Although a TiO₂ nanoparticle paste which is commercially available easily was used in this example, other metal nanoparticles such as ZnO, SnO, etc. may also be used to fabricate a three-dimensional photoelectrode. And, although a solution using I⁻/I₃⁻ as an electron transferer was used as the electrolyte, other liquid electrolytes based on cobalt, ferrocene, Se or polysulfide ions or polymer electrolytes, and solid electrolyte including 2,2′,7,7′-tetrakis(N,N-p-dimethoxy-phenylamino)-9,9′-spirobifluorene, polythiophene, may also be used. And, although N719 dye was used in this example, any inorganic or organic dye commonly used as sensitizer may also be used.

By providing a three-dimensional photoelectrode, the present invention allows more effective utilization of light by a dye-sensitized solar cell and thus leads to a increased photocurrent and a improved light conversion efficiency of the dye-sensitized solar cell.
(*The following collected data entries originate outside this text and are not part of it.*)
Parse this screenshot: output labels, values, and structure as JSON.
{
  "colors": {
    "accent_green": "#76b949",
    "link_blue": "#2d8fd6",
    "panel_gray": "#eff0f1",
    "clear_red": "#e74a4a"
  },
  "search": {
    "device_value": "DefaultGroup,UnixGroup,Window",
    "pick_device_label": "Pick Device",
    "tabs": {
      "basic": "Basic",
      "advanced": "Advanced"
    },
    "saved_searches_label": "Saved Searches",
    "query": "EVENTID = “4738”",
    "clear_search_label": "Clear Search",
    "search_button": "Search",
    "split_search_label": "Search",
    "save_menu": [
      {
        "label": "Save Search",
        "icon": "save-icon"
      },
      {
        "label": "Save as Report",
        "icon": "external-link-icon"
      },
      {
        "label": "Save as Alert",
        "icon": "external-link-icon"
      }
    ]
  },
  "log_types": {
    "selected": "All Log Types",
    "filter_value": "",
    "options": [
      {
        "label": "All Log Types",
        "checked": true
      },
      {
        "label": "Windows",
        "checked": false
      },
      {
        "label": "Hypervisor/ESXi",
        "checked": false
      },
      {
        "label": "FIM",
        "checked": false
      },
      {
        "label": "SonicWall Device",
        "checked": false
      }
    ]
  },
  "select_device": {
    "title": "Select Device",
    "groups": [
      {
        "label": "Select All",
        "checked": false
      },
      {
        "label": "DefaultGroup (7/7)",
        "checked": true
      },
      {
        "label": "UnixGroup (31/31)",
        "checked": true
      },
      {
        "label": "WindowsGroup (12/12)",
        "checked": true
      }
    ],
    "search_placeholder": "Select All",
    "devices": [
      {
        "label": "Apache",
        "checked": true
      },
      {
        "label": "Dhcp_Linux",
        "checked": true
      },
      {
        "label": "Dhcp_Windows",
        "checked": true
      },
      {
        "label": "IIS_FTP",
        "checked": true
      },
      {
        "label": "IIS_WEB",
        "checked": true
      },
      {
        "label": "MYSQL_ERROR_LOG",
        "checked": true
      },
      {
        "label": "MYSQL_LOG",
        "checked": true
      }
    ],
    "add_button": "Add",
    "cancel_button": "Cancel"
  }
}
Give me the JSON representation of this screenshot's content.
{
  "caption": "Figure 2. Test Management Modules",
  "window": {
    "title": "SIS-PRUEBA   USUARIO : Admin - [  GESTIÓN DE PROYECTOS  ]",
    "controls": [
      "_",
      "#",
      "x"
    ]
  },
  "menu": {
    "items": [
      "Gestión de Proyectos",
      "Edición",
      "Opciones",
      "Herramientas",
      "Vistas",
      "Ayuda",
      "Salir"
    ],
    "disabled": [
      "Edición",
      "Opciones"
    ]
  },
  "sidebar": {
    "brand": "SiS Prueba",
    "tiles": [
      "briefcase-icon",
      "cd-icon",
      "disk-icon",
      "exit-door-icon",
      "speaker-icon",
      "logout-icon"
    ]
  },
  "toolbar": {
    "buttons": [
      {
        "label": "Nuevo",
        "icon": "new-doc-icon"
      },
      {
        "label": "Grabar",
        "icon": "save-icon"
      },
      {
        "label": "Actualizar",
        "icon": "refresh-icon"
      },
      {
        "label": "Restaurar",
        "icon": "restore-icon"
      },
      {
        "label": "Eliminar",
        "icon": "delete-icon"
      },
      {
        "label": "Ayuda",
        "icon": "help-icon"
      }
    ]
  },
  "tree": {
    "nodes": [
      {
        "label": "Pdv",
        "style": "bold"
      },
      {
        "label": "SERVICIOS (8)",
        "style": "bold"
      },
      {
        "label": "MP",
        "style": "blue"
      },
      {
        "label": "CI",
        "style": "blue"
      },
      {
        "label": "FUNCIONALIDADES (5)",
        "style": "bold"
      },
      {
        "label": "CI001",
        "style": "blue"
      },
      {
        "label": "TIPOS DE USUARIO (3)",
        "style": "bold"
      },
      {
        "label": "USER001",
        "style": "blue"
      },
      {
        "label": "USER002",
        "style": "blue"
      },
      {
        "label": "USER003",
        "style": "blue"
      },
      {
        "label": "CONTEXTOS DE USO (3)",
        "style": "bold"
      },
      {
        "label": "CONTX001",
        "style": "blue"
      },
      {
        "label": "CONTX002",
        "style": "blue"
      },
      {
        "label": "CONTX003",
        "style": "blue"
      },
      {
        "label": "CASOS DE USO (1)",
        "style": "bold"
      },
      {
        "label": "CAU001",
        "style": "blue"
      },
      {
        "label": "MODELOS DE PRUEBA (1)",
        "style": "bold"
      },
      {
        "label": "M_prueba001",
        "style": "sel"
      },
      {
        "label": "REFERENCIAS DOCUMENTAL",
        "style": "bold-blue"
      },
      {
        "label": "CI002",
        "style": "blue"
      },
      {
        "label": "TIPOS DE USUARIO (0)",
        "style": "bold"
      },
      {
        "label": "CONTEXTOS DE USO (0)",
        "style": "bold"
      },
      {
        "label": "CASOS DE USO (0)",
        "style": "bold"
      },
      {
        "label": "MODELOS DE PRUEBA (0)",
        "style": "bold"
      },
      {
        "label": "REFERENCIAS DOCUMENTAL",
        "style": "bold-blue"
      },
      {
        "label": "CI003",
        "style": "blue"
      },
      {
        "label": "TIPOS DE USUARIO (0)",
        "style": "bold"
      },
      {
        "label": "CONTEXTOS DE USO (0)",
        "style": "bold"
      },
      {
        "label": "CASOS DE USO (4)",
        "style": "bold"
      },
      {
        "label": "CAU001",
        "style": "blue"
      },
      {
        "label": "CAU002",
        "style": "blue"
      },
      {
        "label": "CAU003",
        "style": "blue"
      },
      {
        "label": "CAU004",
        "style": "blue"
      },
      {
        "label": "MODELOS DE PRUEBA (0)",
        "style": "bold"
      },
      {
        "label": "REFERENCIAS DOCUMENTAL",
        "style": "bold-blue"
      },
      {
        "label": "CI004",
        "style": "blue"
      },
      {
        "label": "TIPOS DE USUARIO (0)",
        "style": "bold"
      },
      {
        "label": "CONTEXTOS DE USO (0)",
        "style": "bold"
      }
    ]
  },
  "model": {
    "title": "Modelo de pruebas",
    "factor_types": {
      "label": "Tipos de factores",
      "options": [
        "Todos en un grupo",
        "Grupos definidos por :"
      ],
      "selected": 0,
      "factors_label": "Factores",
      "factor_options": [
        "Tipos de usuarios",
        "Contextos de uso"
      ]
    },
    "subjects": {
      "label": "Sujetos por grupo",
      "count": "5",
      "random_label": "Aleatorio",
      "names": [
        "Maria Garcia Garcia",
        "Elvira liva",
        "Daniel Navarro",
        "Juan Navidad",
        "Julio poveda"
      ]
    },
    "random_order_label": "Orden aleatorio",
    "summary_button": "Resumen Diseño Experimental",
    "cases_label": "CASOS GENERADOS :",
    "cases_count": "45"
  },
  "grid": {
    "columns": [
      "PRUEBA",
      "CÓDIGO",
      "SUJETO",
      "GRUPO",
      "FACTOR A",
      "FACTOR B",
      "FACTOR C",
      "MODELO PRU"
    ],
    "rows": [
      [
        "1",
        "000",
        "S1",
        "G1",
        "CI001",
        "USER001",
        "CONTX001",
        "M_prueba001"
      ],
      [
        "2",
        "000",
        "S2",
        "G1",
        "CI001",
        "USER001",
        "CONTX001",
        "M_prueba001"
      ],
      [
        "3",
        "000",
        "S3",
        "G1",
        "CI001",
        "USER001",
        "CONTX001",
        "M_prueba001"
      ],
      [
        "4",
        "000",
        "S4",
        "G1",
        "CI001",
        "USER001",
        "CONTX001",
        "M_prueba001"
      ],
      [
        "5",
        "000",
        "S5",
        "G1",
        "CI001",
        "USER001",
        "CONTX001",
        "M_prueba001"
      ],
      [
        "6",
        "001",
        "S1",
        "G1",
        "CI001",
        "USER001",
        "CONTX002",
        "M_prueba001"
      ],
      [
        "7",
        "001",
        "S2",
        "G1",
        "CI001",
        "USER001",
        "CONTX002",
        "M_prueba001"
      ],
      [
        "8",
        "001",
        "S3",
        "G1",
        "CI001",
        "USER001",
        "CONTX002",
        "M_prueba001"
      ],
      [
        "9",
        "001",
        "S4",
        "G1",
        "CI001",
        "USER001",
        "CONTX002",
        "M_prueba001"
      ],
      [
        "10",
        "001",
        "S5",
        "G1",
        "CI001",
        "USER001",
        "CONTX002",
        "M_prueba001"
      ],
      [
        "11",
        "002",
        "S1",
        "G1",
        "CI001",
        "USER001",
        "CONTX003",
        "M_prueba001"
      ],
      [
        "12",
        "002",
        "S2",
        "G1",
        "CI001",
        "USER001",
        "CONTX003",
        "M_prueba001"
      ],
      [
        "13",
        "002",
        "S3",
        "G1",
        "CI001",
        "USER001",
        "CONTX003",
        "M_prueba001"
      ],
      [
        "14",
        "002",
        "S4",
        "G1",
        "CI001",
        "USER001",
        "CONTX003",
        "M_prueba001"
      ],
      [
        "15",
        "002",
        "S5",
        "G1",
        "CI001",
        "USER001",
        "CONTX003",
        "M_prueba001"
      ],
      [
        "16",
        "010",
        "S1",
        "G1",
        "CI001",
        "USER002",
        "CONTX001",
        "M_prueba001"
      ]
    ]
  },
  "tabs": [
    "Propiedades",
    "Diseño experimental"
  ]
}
The method according to the present invention is simply and economically applicable to the conventional process.

Further, the present invention is applicable to all types of dye-sensitized solar cells, including a dye-sensitized solar cell which use a liquid electrolyte, a quasi-solid dye-sensitized solar cell which uses a polymer electrolyte and a solid dye-sensitized solar cell which uses a hole transporting material as an electrolyte.

While the present invention has been described with respect to the specific embodiments, it will be apparent to those skilled in the art that various changes and modifications may be made without departing from the spirit and scope of the invention as defined in the following claims.

Claims

1. A method for manufacturing a photoelectrode for a dye-sensitized solar cell, comprising: preparing a mold of a three-dimensional pattern;coating an inorganic nanoparticle paste on a conductive substrate;imprinting the mold of a three-dimensional pattern on the coated inorganic nanoparticle paste;forming a three-dimensional nanoparticle layer by annealing the mold of a three-dimensional pattern imprinted inorganic nanoparticle paste at 20-100° C.;removing the mold of a three-dimensional pattern from the three-dimensional nanoparticle layer; andtreating the three-dimensional nanoparticle layer at 200° C. or higher.

2. A method for manufacturing a photoelectrode for a dye-sensitized solar cell according to claim 1, wherein the three-dimensional pattern is a regular shape.

3. A method for manufacturing a photoelectrode for a dye-sensitized solar cell according to claim 2, wherein the three-dimensional pattern is a shape of a lens.

4. A method for manufacturing a photoelectrode for a dye-sensitized solar cell according to claim 3, wherein the mold of the three-dimensional pattern is prepared by photolithography.

5. A method for manufacturing a photoelectrode for a dye-sensitized solar cell according to claim 3, wherein the mold of the three-dimensional pattern is prepared by wet etching.

6. A method for manufacturing a photoelectrode for a dye-sensitized solar cell according to claim 1, wherein the inorganic nanoparticle paste comprises one or more selected from a group consisting of TiO2, ZnO, SnO2, WO3, CdSe, CdS and GaAs.

7. A method for manufacturing a photoelectrode for a dye-sensitized solar cell according to claim 1, wherein the inorganic nanoparticles have a diameter of 5-100 μm.

8. A method for manufacturing a photoelectrode for a dye-sensitized solar cell according to claim 1, which further comprises, after said treating the three-dimensional nanoparticle layer at 200° C. or higher, forming a scattering layer on the photoelectrode.

9. A method for manufacturing a photoelectrode for a dye-sensitized solar cell according to claim 8, wherein said forming the scattering layer comprises: coating an inorganic nanoparticle paste on the three-dimensional nanoparticle layer; and treating the inorganic nanoparticle paste coated three-dimensional nanoparticle layer at high temperature.